Now we need to add members of the class with suitable declarations. This does not have to be complete – anything we don’t add simply won’t be accessible. For now we’ll just add the two constants required by the previous code snippet – EXTRA_LEVEL and EXTRA_SCALE.

These are class members so are declared on the Class interface:

  type
    JBatteryManagerClass = interface(JObjectClass);
    ['{4E061F9B-42D4-4A1B-837E-D722556952EA}']
      function _GetEXTRA_LEVEL: JString;
      function _GetEXTRA_SCALE: JString;

      property EXTRA_LEVEL: JString read _GetEXTRA_LEVEL;
      property EXTRA_SCALE: JString read _GetEXTRA_SCALE;
    end;

Some methods in the import interfaces are decorated with the cdecl calling convention. This does not seem to apply to property accessor functions so I have omitted them here.

Similarly I haven’t yet determined whether the names of the accessor functions are important so for safety I have again just followed the convention divined from the existing import declarations. In any event, since interface members are always public, the leading underscore acts to hide these functions from code completion, leaving only the property names.

Without any of the advances in syntax that I’ve already become used to in Oxygene, this was laborious and cumbersome, but it gets the job done. Not the whole job of course. The BatteryManager class contains dozens of constants that will all have to be declared in this way if you wish to use them via this mechanism.

Note that the string properties are directly declared as JString‘s.
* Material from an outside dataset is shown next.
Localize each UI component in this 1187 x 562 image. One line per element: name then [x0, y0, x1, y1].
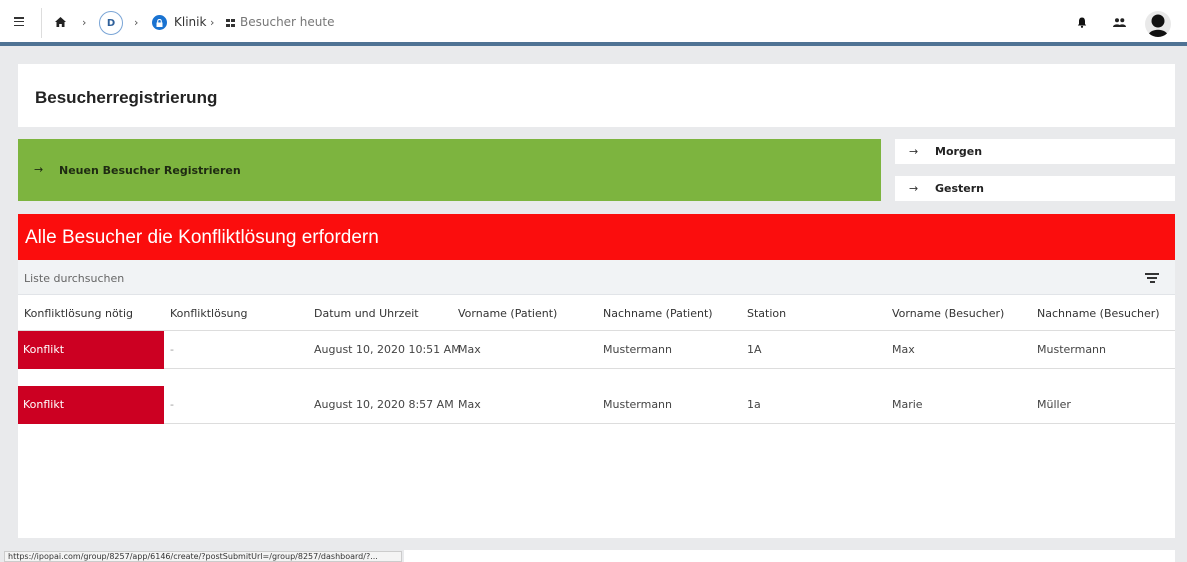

The final step is to declare the class that will tie all of this together and actually create the import class declaration. This is a generic class that accepts a class interface and an object interface as type parameters:

  TJBatteryManager = class(TJavaGenericImport<JBatteryManagerClass, JBatterManager>) end;

To demonstrate the use of the newly imported class, let’s apply it to the previous example for reading the battery level. We’ll also apply the init() constructor pattern for the IntentFilter:

function BatteryPercent(const aContext: JContext): Integer;
var
  filter: JIntentFilter;
  battery: JIntent;
  level, scale: Integer;
begin
  filter := TJIntentFilter.JavaClass.init(TJIntent.JavaClass.ACTION_BATTERY_CHANGED);
 
  battery := aContext.registerReceiver(NIL, filter);
  level := battery.getIntExtra(TJBatteryManager.JavaClass.EXTRA_LEVEL, -1);
  scale := battery.getIntExtra(TJBatteryManager.JavaClass.EXTRA_SCALE, -1);
 
  result := (100 * level) div scale;
end;

The JavaClass member of our import class derives from the TJavaGenericImport class and provides access to the JObjectClass interface (containing our ‘constants’);

Not particularly difficult but a bit laborious.

If you don’t fancy having to do all this by hand you might want to keep your eye on something that CHUA Chee Wee is apparently working on.